当前位置:网站首页>Save the memory of the model! Meta & UC Berkeley proposed memvit. The modeling time support is 30 times longer than the existing model, and the calculation amount is only increased by 4.5%
Save the memory of the model! Meta & UC Berkeley proposed memvit. The modeling time support is 30 times longer than the existing model, and the calculation amount is only increased by 4.5%
2022-07-07 18:34:00 【I love computer vision】
Official account , Find out CV The beauty of Technology
CVPR 2022 The paper 『MeMViT: Memory-Augmented Multiscale Vision Transformer for Efficient Long-Term Video Recognition』,Facebook&UC Berkeley Put forward MeMViT, Modeling time support is longer than existing models 30 times , Calculation amount only increases 4.5%
The details are as follows :
Thesis link :https://arxiv.org/abs/2201.08383
01
Abstract
Although today's video recognition systems accurately parse short clips , But they can't reason in a longer time frame . Most existing video architectures can only handle <5 The second video , Without encountering computing or memory bottlenecks .

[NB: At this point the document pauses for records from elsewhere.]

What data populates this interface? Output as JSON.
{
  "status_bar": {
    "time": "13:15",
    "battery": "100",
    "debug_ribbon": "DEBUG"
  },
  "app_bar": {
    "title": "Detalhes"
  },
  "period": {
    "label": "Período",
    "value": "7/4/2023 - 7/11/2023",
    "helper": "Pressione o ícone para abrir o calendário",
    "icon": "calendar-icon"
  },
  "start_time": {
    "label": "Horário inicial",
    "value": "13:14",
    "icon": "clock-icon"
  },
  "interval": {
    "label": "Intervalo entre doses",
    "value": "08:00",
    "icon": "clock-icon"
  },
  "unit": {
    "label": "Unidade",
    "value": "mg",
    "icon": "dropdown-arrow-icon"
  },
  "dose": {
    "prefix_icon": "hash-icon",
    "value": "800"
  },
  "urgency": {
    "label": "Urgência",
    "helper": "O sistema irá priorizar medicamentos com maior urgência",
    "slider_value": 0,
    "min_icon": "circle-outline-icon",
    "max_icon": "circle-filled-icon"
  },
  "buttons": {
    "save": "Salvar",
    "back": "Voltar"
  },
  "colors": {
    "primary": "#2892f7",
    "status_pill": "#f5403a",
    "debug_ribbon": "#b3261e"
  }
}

In this paper , The author proposes a new strategy to overcome this challenge . The author proposes to process video online , And cache at each iteration “ memory ”, Instead of processing more frames at a time like most existing methods . Through memory , The model can refer to the previous context for long-term modeling , Just marginal cost . Based on this idea , The author constructed MeMViT, A memory enhanced multiscale vision Transformer, Its time support is longer than existing models 30 times , Calculation amount only increases 4.5%; Traditional methods need to exceed 3000% To complete the same operation .

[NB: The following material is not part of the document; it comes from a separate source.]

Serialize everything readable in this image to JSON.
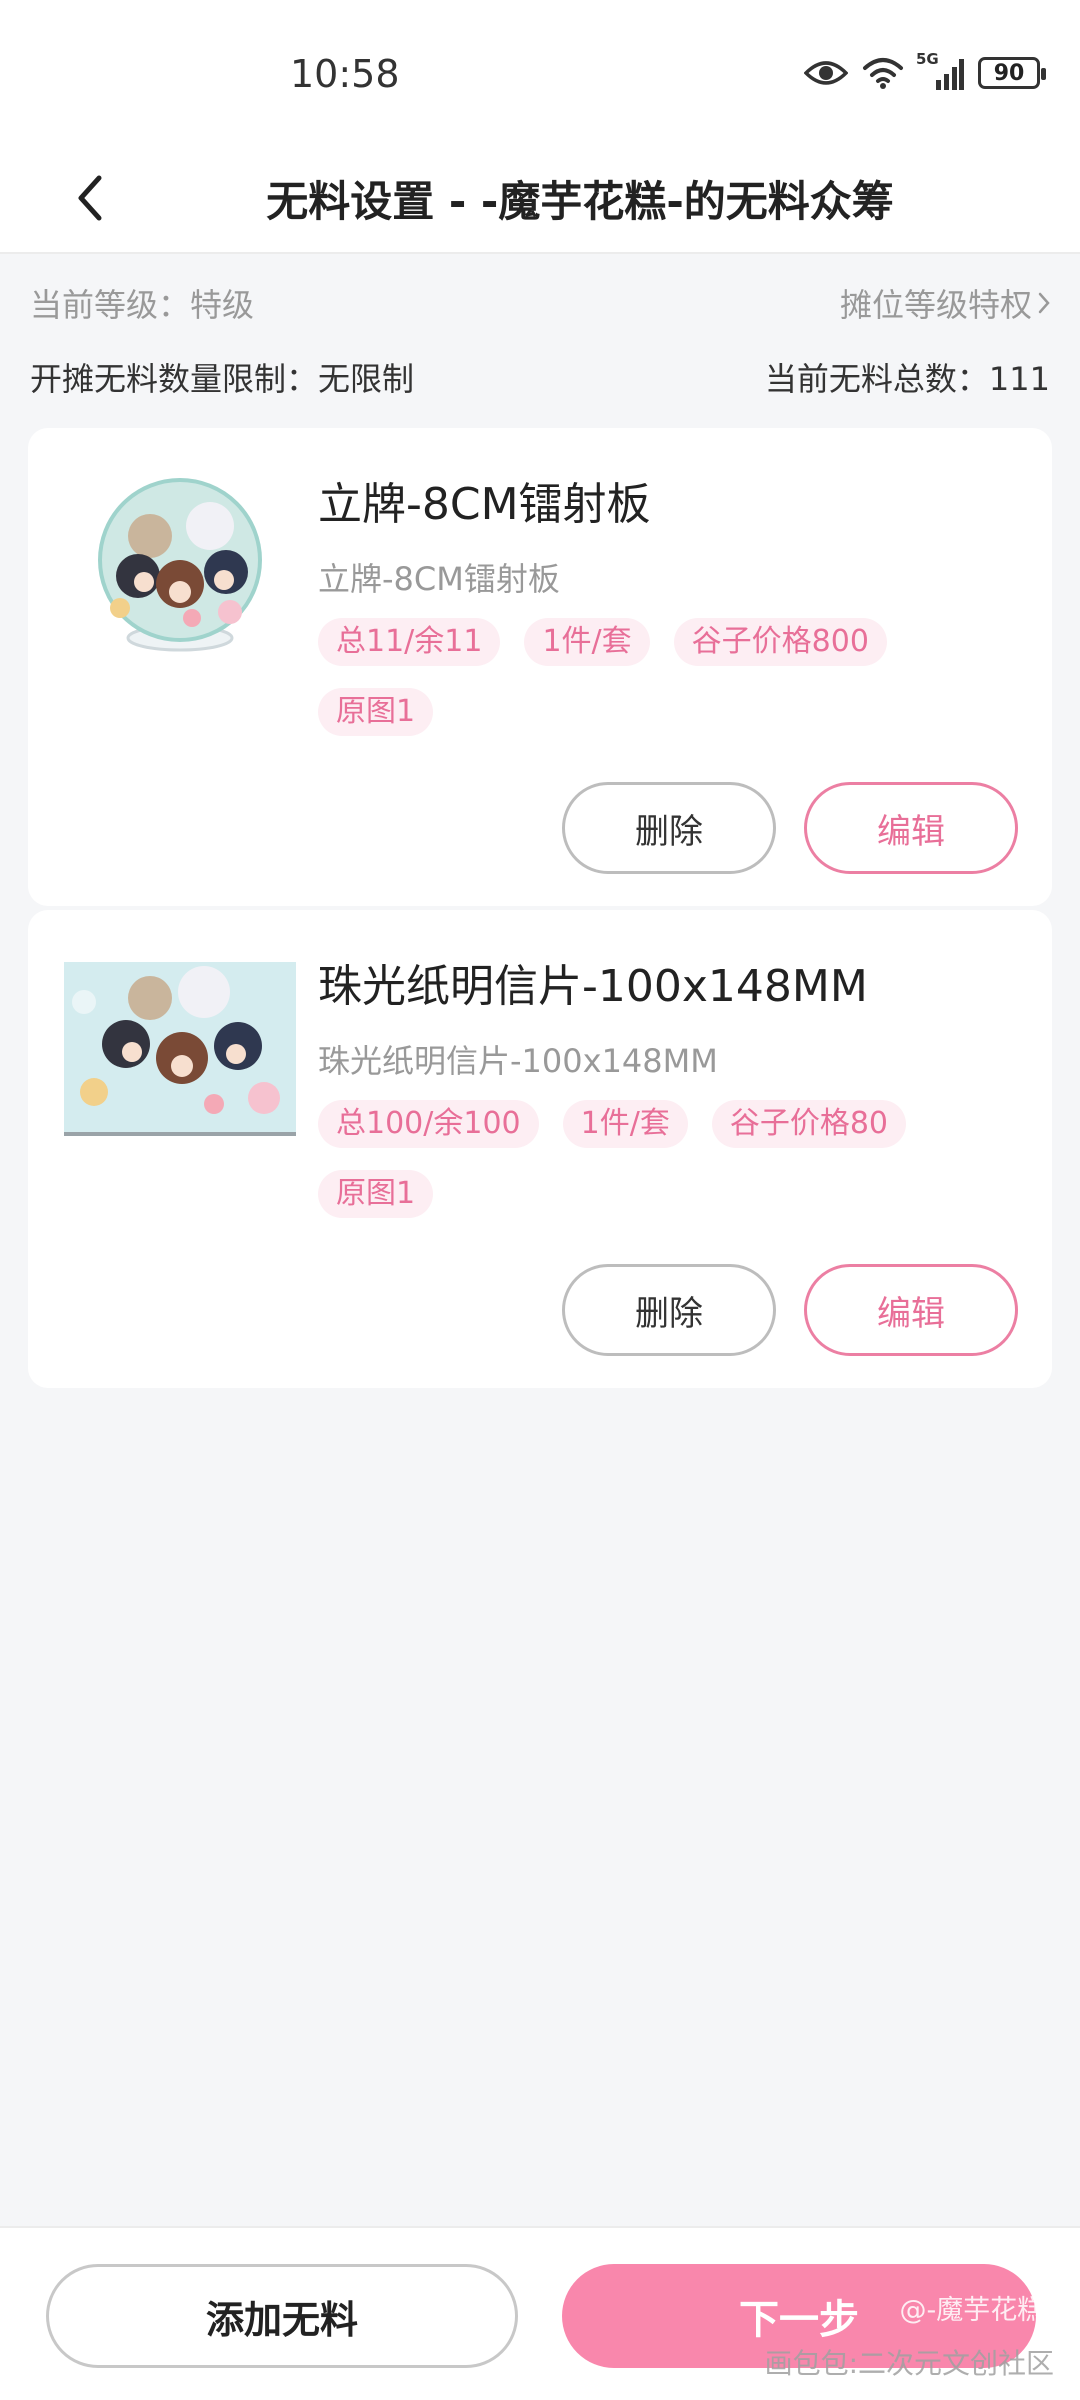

In a wide range of settings ,MeMViT The increase of support time brings a great improvement in consistent recognition accuracy .MeMViT stay AVA、EPIC-Kitchens100 Get the most advanced results on the action classification and action prediction data set .
02
Motivation
as time goes on , Our world is constantly evolving . Events at different points in time interact , Tell the story of the visual world together . Computer vision is expected to understand this story , But today's system is still quite limited . They can be in separate snapshots or short clips ( for example 5 second ) Accurately analyze the visual content , But not beyond this time period . that , How can we achieve accurate long-term visual understanding ? Of course , There are many challenges ahead , But having a model that can run on long videos is an important first step .
In this paper , The author proposes a memory based method to construct an effective long-term model . The central idea is not to jointly process or train the entire long video , Instead, keep... While processing video online “ memory ”. At any time , Models can access the previous memory of long-term context . Because memory is from the past “ reusing ” Of , So the model is very efficient . In order to realize this idea , The author constructed a system called MeMViT Specific model of ,MeMViT It is a memory enhanced multi-scale vision Transformer.MeMViT Processing input takes longer than existing models 30 times , Calculation amount only increases 4.5%. by comparison , The long-term model established by increasing the number of frames will need to exceed 3000% The calculation of . The figure above shows the calculation / The trade-off comparison of duration .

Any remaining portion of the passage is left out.